I agree that NewYorkTimes.com could have easily captured the market by 1998 if
they offered users a free service to post all those things, and later the
ability to contact each other in private, and later have user logins with a
picture profile. But newspapers wanted to continue to sell paper ads and
magazine ads, and classifieds and subscriptions. They didn't fathom that
simply by doing this, tons of users would visit their site, upon which they
could sell all sorts of new types of ads.

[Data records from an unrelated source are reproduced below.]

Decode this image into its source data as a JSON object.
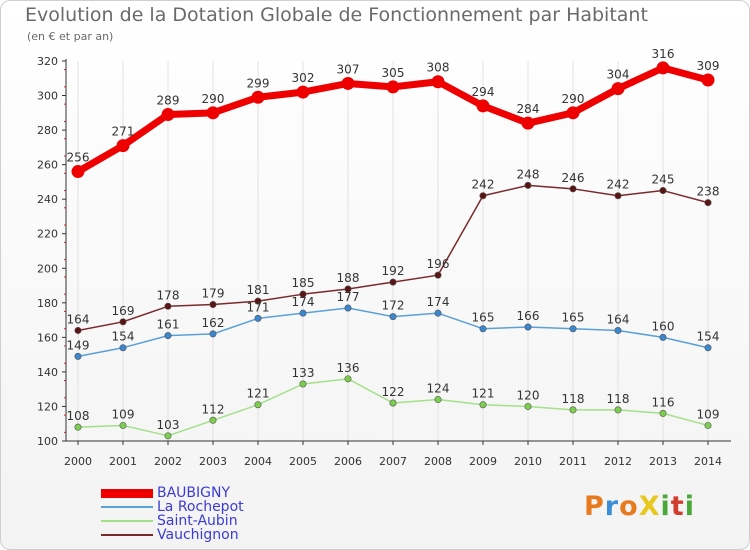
{
  "title": "Evolution de la Dotation Globale de Fonctionnement par Habitant",
  "subtitle": "(en € et par an)",
  "logo": {
    "text": "ProXiti",
    "letters": [
      "P",
      "r",
      "o",
      "X",
      "i",
      "t",
      "i"
    ],
    "colors": [
      "#e87a1e",
      "#3a8fd6",
      "#e87a1e",
      "#e8c81e",
      "#4aa83a",
      "#d23c2c",
      "#4aa83a"
    ]
  },
  "chart_data": {
    "type": "line",
    "title": "Evolution de la Dotation Globale de Fonctionnement par Habitant",
    "subtitle": "(en € et par an)",
    "xlabel": "",
    "ylabel": "",
    "ylim": [
      100,
      320
    ],
    "yticks": [
      100,
      120,
      140,
      160,
      180,
      200,
      220,
      240,
      260,
      280,
      300,
      320
    ],
    "grid": "vertical",
    "legend": "bottom-left",
    "categories": [
      "2000",
      "2001",
      "2002",
      "2003",
      "2004",
      "2005",
      "2006",
      "2007",
      "2008",
      "2009",
      "2010",
      "2011",
      "2012",
      "2013",
      "2014"
    ],
    "series": [
      {
        "name": "Vauchignon",
        "color": "#7a2a2a",
        "marker": "#5a1414",
        "values": [
          164,
          169,
          178,
          179,
          181,
          185,
          188,
          192,
          196,
          242,
          248,
          246,
          242,
          245,
          238
        ]
      },
      {
        "name": "La Rochepot",
        "color": "#5aa0d8",
        "marker": "#3a86cf",
        "values": [
          149,
          154,
          161,
          162,
          171,
          174,
          177,
          172,
          174,
          165,
          166,
          165,
          164,
          160,
          154
        ]
      },
      {
        "name": "Saint-Aubin",
        "color": "#a4e08a",
        "marker": "#7ccf4e",
        "values": [
          108,
          109,
          103,
          112,
          121,
          133,
          136,
          122,
          124,
          121,
          120,
          118,
          118,
          116,
          109
        ]
      },
      {
        "name": "BAUBIGNY",
        "color": "#ee0000",
        "marker": "#ee0000",
        "values": [
          256,
          271,
          289,
          290,
          299,
          302,
          307,
          305,
          308,
          294,
          284,
          290,
          304,
          316,
          309
        ]
      }
    ],
    "legend_order": [
      "BAUBIGNY",
      "La Rochepot",
      "Saint-Aubin",
      "Vauchignon"
    ]
  }
}
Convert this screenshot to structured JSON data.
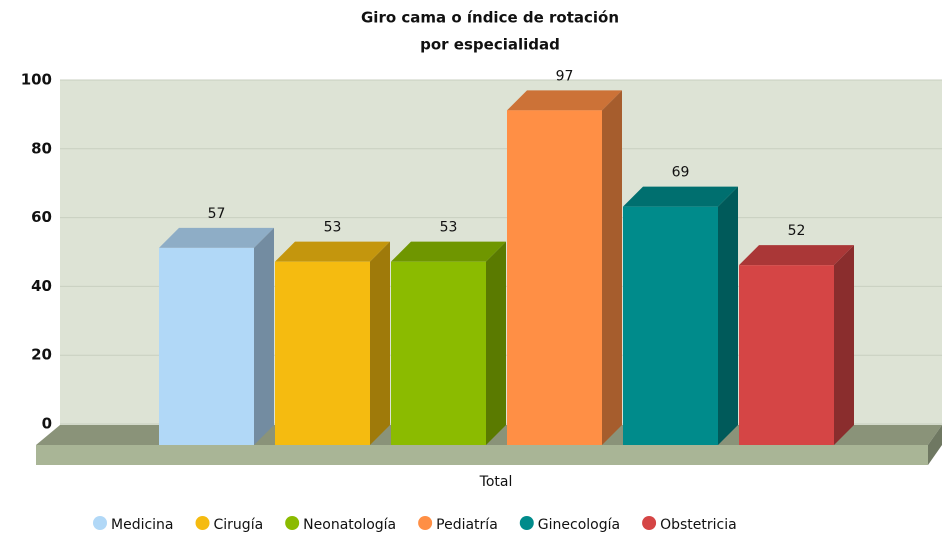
{
  "chart_data": {
    "type": "bar3d",
    "title": "Giro cama o índice de rotación",
    "subtitle": "por especialidad",
    "categories": [
      "Total"
    ],
    "series": [
      {
        "name": "Medicina",
        "color": "#b1d8f7",
        "values": [
          57
        ]
      },
      {
        "name": "Cirugía",
        "color": "#f5bb10",
        "values": [
          53
        ]
      },
      {
        "name": "Neonatología",
        "color": "#8bbb00",
        "values": [
          53
        ]
      },
      {
        "name": "Pediatría",
        "color": "#ff8f45",
        "values": [
          97
        ]
      },
      {
        "name": "Ginecología",
        "color": "#008b8b",
        "values": [
          69
        ]
      },
      {
        "name": "Obstetricia",
        "color": "#d54545",
        "values": [
          52
        ]
      }
    ],
    "ylim": [
      0,
      100
    ],
    "yticks": [
      0,
      20,
      40,
      60,
      80,
      100
    ],
    "grid": true,
    "legend": "bottom"
  }
}
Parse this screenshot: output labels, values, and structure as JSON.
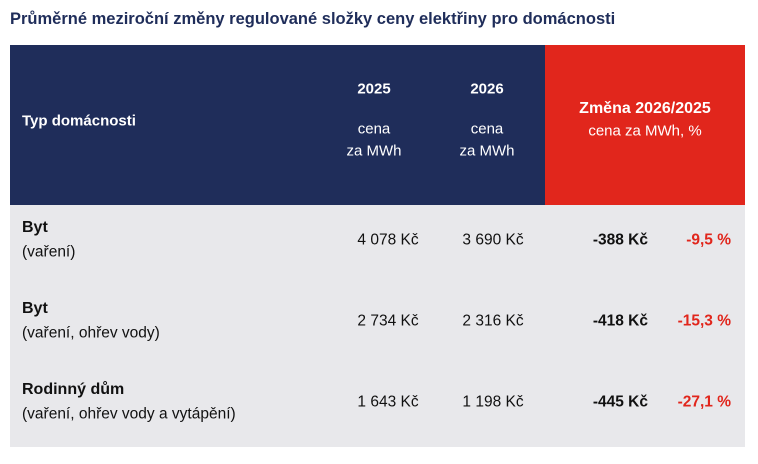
{
  "title": "Průměrné meziroční změny regulované složky ceny elektřiny pro domácnosti",
  "table": {
    "columns": [
      {
        "label": "Typ domácnosti"
      },
      {
        "label": "2025",
        "sublabel": [
          "cena",
          "za MWh"
        ]
      },
      {
        "label": "2026",
        "sublabel": [
          "cena",
          "za MWh"
        ]
      },
      {
        "label": "Změna 2026/2025",
        "sublabel": "cena za MWh, %"
      }
    ],
    "rows": [
      {
        "name": "Byt",
        "detail": "(vaření)",
        "cells": [
          "4 078 Kč",
          "3 690 Kč",
          "-388 Kč",
          "-9,5 %"
        ]
      },
      {
        "name": "Byt",
        "detail": "(vaření, ohřev vody)",
        "cells": [
          "2 734 Kč",
          "2 316 Kč",
          "-418 Kč",
          "-15,3 %"
        ]
      },
      {
        "name": "Rodinný dům",
        "detail": "(vaření, ohřev vody a vytápění)",
        "cells": [
          "1 643 Kč",
          "1 198 Kč",
          "-445 Kč",
          "-27,1 %"
        ]
      }
    ]
  }
}
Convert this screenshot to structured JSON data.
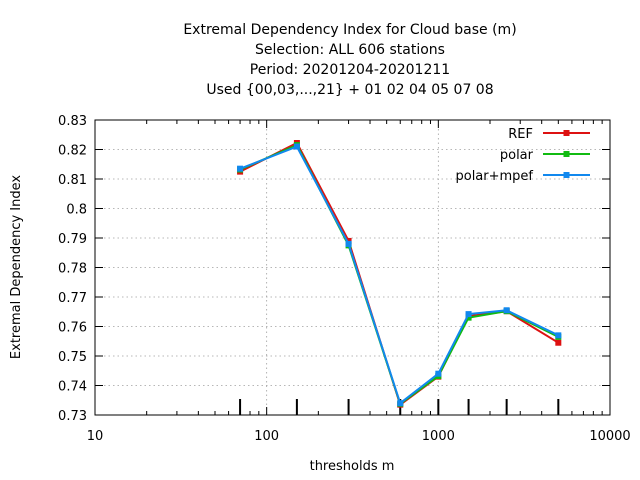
{
  "chart_data": {
    "type": "line",
    "title_lines": [
      "Extremal Dependency Index  for Cloud base (m)",
      "Selection: ALL    606 stations",
      "Period: 20201204-20201211",
      "Used {00,03,...,21} + 01 02 04 05 07 08"
    ],
    "xlabel": "thresholds m",
    "ylabel": "Extremal Dependency Index",
    "x_scale": "log",
    "xlim": [
      10,
      10000
    ],
    "ylim": [
      0.73,
      0.83
    ],
    "x_ticks": [
      10,
      100,
      1000,
      10000
    ],
    "x_tick_labels": [
      "10",
      "100",
      "1000",
      "10000"
    ],
    "y_ticks": [
      0.73,
      0.74,
      0.75,
      0.76,
      0.77,
      0.78,
      0.79,
      0.8,
      0.81,
      0.82,
      0.83
    ],
    "y_tick_labels": [
      "0.73",
      "0.74",
      "0.75",
      "0.76",
      "0.77",
      "0.78",
      "0.79",
      "0.8",
      "0.81",
      "0.82",
      "0.83"
    ],
    "grid": true,
    "legend_position": "top-right",
    "threshold_markers": [
      70,
      150,
      300,
      600,
      1000,
      1500,
      2500,
      5000
    ],
    "x": [
      70,
      150,
      300,
      600,
      1000,
      1500,
      2500,
      5000
    ],
    "series": [
      {
        "name": "REF",
        "color": "#dd1111",
        "values": [
          0.8125,
          0.8222,
          0.789,
          0.7335,
          0.743,
          0.7635,
          0.7652,
          0.7545
        ]
      },
      {
        "name": "polar",
        "color": "#11bb11",
        "values": [
          0.8132,
          0.8215,
          0.7875,
          0.7338,
          0.7432,
          0.763,
          0.7652,
          0.7565
        ]
      },
      {
        "name": "polar+mpef",
        "color": "#1188ee",
        "values": [
          0.8135,
          0.821,
          0.788,
          0.734,
          0.744,
          0.7642,
          0.7655,
          0.757
        ]
      }
    ]
  }
}
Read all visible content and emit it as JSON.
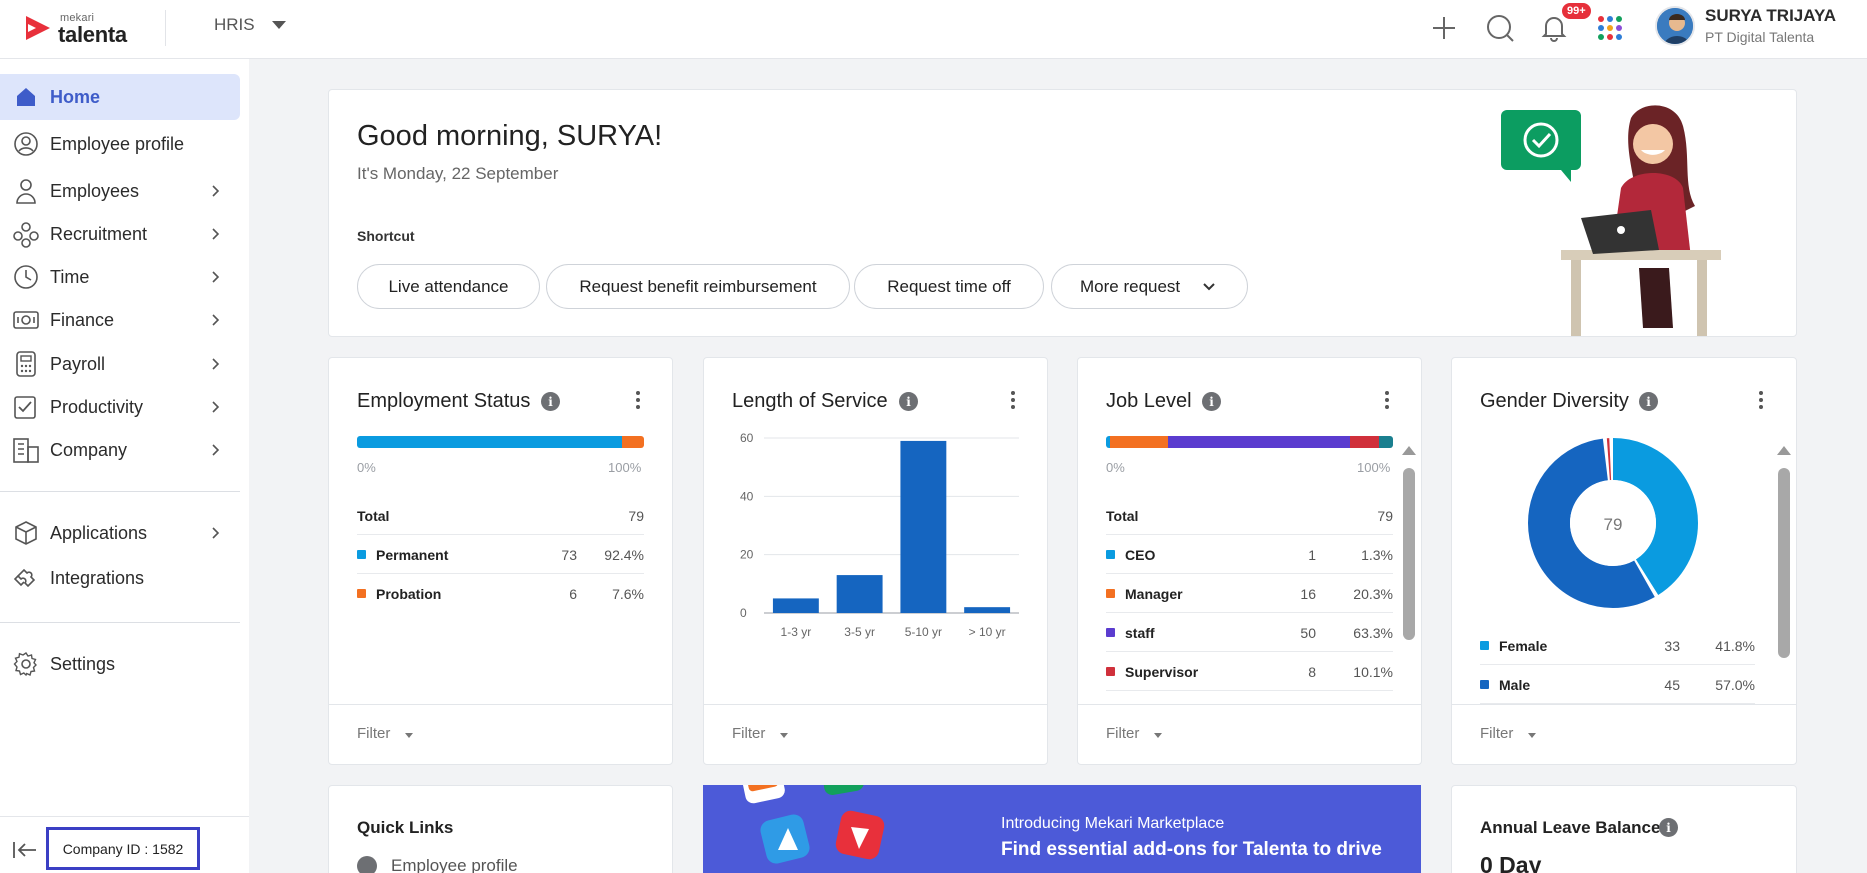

That's what some startups are doing now--trying to get as many repeat users as
possible, not knowing exactly what their app will be like a year from now, but
knowing that they will have an ecosystem of users, whether or not competitors
think it's cool or not. If Disco clubs are stupid, but somebody opens one that
fits 100,000 people who keep coming back, it doesn't matter if other
businesses think the model is stupid or not. You have your own ecosystem. And,
the users aren't at somebody else's site, at a certain tv channel, or another
place of business.

------
brlewis
In 2000, Google changed the premise behind this prediction, that advertising
generally doesn't work on the Web.

The bigger problem with his prediction is that newspaper companies rarely go
bankrupt. They get acquired.

He was right on the money that newspapers had a small window to keep hold of
classified advertising. They missed that window; craigslist and ebay took
over.

Also, he was right that newspaper companies are generally hurting in 2007.

[http://www.editorandpublisher.com/eandp/departments/business...](http://www.editorandpublisher.com/eandp/departments/business/index.jsp)